At last, an honest assessment of why you need government to do nearly everything for you … you are too stupid to do it for yourself. But there is even more to this assessment and call for increased Social Security benefits by Paul Krugman.
Read his words carefully. His assumptions and criticisms are insulting and misleading. What they are saying is turn over your life and your future security to government because you are too busy, too gullible and too short-sighted to manage your life.
I wonder how society survived this long without government and progressive/liberals managing our lives?
Let’s be clear, while the decline in pensions is real, the truth is the majority of Americans never, ever had a pension. 401k plans are not nearly as good as a defined benefit pension, but they are a darn site better than no pension or no tax efficient saving vehicle. Krugman is rather condescending with his “without requiring that they (that’s you by the way) show an inhuman ability to think decades ahead and be investment whizzes as well.” Thinking ahead is quite easy and you don’t have to be a whizz to save and invest for retirement.

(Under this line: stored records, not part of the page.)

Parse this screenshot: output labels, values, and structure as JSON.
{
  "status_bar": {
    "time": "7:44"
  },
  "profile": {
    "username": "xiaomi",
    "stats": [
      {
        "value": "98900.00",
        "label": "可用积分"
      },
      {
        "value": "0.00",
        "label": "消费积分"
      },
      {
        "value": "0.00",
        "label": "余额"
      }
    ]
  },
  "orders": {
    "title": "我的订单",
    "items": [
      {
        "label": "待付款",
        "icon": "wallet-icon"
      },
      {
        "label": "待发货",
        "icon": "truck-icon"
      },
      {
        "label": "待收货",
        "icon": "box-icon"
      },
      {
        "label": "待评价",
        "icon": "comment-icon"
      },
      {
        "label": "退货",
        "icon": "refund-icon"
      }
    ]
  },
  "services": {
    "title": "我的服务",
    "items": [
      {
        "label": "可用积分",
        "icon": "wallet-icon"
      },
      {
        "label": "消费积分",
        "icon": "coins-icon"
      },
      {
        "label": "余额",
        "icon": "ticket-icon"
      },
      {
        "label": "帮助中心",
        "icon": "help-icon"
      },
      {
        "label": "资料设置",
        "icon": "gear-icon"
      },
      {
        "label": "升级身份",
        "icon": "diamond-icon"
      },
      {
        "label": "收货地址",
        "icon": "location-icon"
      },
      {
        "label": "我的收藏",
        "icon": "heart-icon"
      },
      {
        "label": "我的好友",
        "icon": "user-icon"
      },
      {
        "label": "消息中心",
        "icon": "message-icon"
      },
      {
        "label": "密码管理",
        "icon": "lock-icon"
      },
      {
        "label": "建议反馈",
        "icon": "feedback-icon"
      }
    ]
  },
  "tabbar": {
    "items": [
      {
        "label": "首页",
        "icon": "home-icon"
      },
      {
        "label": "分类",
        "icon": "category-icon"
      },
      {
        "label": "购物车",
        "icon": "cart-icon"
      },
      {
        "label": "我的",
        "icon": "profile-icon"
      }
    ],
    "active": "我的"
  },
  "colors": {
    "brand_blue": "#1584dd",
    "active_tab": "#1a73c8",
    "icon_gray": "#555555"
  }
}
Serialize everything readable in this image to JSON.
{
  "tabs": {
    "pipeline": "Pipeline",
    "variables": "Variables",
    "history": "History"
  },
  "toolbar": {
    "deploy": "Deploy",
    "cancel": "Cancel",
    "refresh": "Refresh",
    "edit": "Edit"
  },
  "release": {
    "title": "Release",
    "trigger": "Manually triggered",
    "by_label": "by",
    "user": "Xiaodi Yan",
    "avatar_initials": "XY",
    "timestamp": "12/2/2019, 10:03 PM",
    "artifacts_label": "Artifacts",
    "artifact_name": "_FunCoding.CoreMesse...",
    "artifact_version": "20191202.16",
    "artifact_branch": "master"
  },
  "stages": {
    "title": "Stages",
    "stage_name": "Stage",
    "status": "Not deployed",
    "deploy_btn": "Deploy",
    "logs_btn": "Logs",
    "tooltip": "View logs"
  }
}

Krugman is setting the stage for the 2016 presidential campaign. You poor, average Americans are basically incompetent in so many ways, you need the elites to save you from your own stupidity. Here we go, “Everyday Americans need a champion. And I want to be that champion,” Mrs. Clinton said.
Sadly, there is an element of truth in their claims, but not because things don’t work and certainly the solution is not government running more of everyday Americans lives, but rather the solution is encouraging more personal responsibility, more education so planning your retirement (and other life issues) is not an inhuman task. In other words, once again the left is not trying to solve fundamental problems, but rather just jumps to the government do it all solution.

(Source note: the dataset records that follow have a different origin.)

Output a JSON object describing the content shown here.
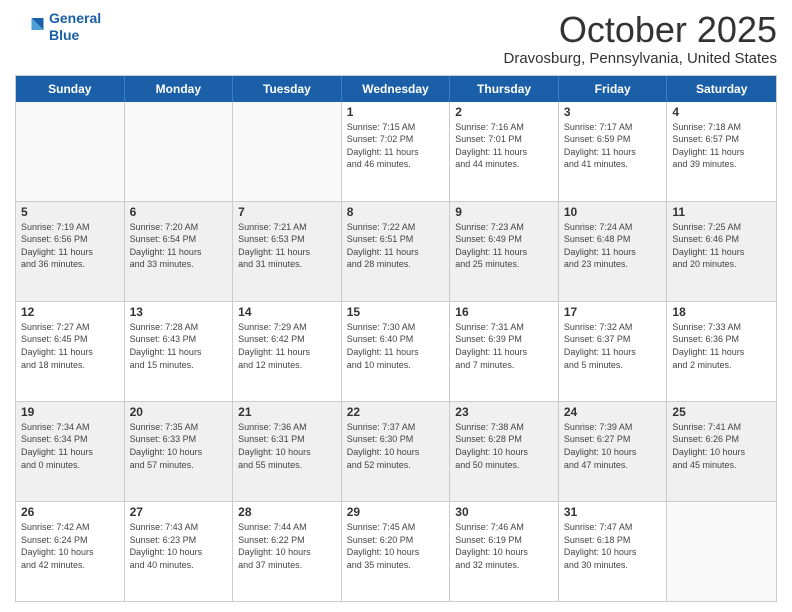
{
  "header": {
    "logo_line1": "General",
    "logo_line2": "Blue",
    "month_title": "October 2025",
    "location": "Dravosburg, Pennsylvania, United States"
  },
  "weekdays": [
    "Sunday",
    "Monday",
    "Tuesday",
    "Wednesday",
    "Thursday",
    "Friday",
    "Saturday"
  ],
  "rows": [
    [
      {
        "day": "",
        "info": "",
        "empty": true
      },
      {
        "day": "",
        "info": "",
        "empty": true
      },
      {
        "day": "",
        "info": "",
        "empty": true
      },
      {
        "day": "1",
        "info": "Sunrise: 7:15 AM\nSunset: 7:02 PM\nDaylight: 11 hours\nand 46 minutes."
      },
      {
        "day": "2",
        "info": "Sunrise: 7:16 AM\nSunset: 7:01 PM\nDaylight: 11 hours\nand 44 minutes."
      },
      {
        "day": "3",
        "info": "Sunrise: 7:17 AM\nSunset: 6:59 PM\nDaylight: 11 hours\nand 41 minutes."
      },
      {
        "day": "4",
        "info": "Sunrise: 7:18 AM\nSunset: 6:57 PM\nDaylight: 11 hours\nand 39 minutes."
      }
    ],
    [
      {
        "day": "5",
        "info": "Sunrise: 7:19 AM\nSunset: 6:56 PM\nDaylight: 11 hours\nand 36 minutes.",
        "shaded": true
      },
      {
        "day": "6",
        "info": "Sunrise: 7:20 AM\nSunset: 6:54 PM\nDaylight: 11 hours\nand 33 minutes.",
        "shaded": true
      },
      {
        "day": "7",
        "info": "Sunrise: 7:21 AM\nSunset: 6:53 PM\nDaylight: 11 hours\nand 31 minutes.",
        "shaded": true
      },
      {
        "day": "8",
        "info": "Sunrise: 7:22 AM\nSunset: 6:51 PM\nDaylight: 11 hours\nand 28 minutes.",
        "shaded": true
      },
      {
        "day": "9",
        "info": "Sunrise: 7:23 AM\nSunset: 6:49 PM\nDaylight: 11 hours\nand 25 minutes.",
        "shaded": true
      },
      {
        "day": "10",
        "info": "Sunrise: 7:24 AM\nSunset: 6:48 PM\nDaylight: 11 hours\nand 23 minutes.",
        "shaded": true
      },
      {
        "day": "11",
        "info": "Sunrise: 7:25 AM\nSunset: 6:46 PM\nDaylight: 11 hours\nand 20 minutes.",
        "shaded": true
      }
    ],
    [
      {
        "day": "12",
        "info": "Sunrise: 7:27 AM\nSunset: 6:45 PM\nDaylight: 11 hours\nand 18 minutes."
      },
      {
        "day": "13",
        "info": "Sunrise: 7:28 AM\nSunset: 6:43 PM\nDaylight: 11 hours\nand 15 minutes."
      },
      {
        "day": "14",
        "info": "Sunrise: 7:29 AM\nSunset: 6:42 PM\nDaylight: 11 hours\nand 12 minutes."
      },
      {
        "day": "15",
        "info": "Sunrise: 7:30 AM\nSunset: 6:40 PM\nDaylight: 11 hours\nand 10 minutes."
      },
      {
        "day": "16",
        "info": "Sunrise: 7:31 AM\nSunset: 6:39 PM\nDaylight: 11 hours\nand 7 minutes."
      },
      {
        "day": "17",
        "info": "Sunrise: 7:32 AM\nSunset: 6:37 PM\nDaylight: 11 hours\nand 5 minutes."
      },
      {
        "day": "18",
        "info": "Sunrise: 7:33 AM\nSunset: 6:36 PM\nDaylight: 11 hours\nand 2 minutes."
      }
    ],
    [
      {
        "day": "19",
        "info": "Sunrise: 7:34 AM\nSunset: 6:34 PM\nDaylight: 11 hours\nand 0 minutes.",
        "shaded": true
      },
      {
        "day": "20",
        "info": "Sunrise: 7:35 AM\nSunset: 6:33 PM\nDaylight: 10 hours\nand 57 minutes.",
        "shaded": true
      },
      {
        "day": "21",
        "info": "Sunrise: 7:36 AM\nSunset: 6:31 PM\nDaylight: 10 hours\nand 55 minutes.",
        "shaded": true
      },
      {
        "day": "22",
        "info": "Sunrise: 7:37 AM\nSunset: 6:30 PM\nDaylight: 10 hours\nand 52 minutes.",
        "shaded": true
      },
      {
        "day": "23",
        "info": "Sunrise: 7:38 AM\nSunset: 6:28 PM\nDaylight: 10 hours\nand 50 minutes.",
        "shaded": true
      },
      {
        "day": "24",
        "info": "Sunrise: 7:39 AM\nSunset: 6:27 PM\nDaylight: 10 hours\nand 47 minutes.",
        "shaded": true
      },
      {
        "day": "25",
        "info": "Sunrise: 7:41 AM\nSunset: 6:26 PM\nDaylight: 10 hours\nand 45 minutes.",
        "shaded": true
      }
    ],
    [
      {
        "day": "26",
        "info": "Sunrise: 7:42 AM\nSunset: 6:24 PM\nDaylight: 10 hours\nand 42 minutes."
      },
      {
        "day": "27",
        "info": "Sunrise: 7:43 AM\nSunset: 6:23 PM\nDaylight: 10 hours\nand 40 minutes."
      },
      {
        "day": "28",
        "info": "Sunrise: 7:44 AM\nSunset: 6:22 PM\nDaylight: 10 hours\nand 37 minutes."
      },
      {
        "day": "29",
        "info": "Sunrise: 7:45 AM\nSunset: 6:20 PM\nDaylight: 10 hours\nand 35 minutes."
      },
      {
        "day": "30",
        "info": "Sunrise: 7:46 AM\nSunset: 6:19 PM\nDaylight: 10 hours\nand 32 minutes."
      },
      {
        "day": "31",
        "info": "Sunrise: 7:47 AM\nSunset: 6:18 PM\nDaylight: 10 hours\nand 30 minutes."
      },
      {
        "day": "",
        "info": "",
        "empty": true
      }
    ]
  ]
}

Maybe we wouldn’t need Social Security if ordinary people really were the perfectly rational, farsighted agents economists like to assume in their models (and right-wingers like to assume in their propaganda). In an idealized world, 25-year-old workers would base their decisions about how much to save on a realistic assessment of what they will need to live comfortably when they’re in their 70s. They’d also be smart and sophisticated in how they invested those savings, carefully seeking the best trade-offs between risk and return.
In the real world, however, many and arguably most working Americans are saving much too little for their retirement. They’re also investing these savings badly. For example, a recent White House report found that Americans are losing billions each year thanks to investment advisers trying to maximize their own fees rather than their clients’ welfare.
You might be tempted to say that if workers save too little and invest badly, it’s their own fault. But people have jobs and children, and they must cope with all the crises of life. It’s unfair to expect them to be expert investors, too. In any case, the economy is supposed to work for real people leading real lives; it shouldn’t be an obstacle course only a few can navigate.
And in the real world of retirement, Social Security is a shining example of a system that works. It’s simple and clean, with low operating costs and minimal bureaucracy. It provides older Americans who worked hard all their lives with a chance of living decently in retirement, without requiring that they show an inhuman ability to think decades ahead and be investment whizzes as well. The only problem is that the decline of private pensions, and their replacement with inadequate 401(k)-type plans, has left a gap that Social Security isn’t currently big enough to fill. So why not make it bigger?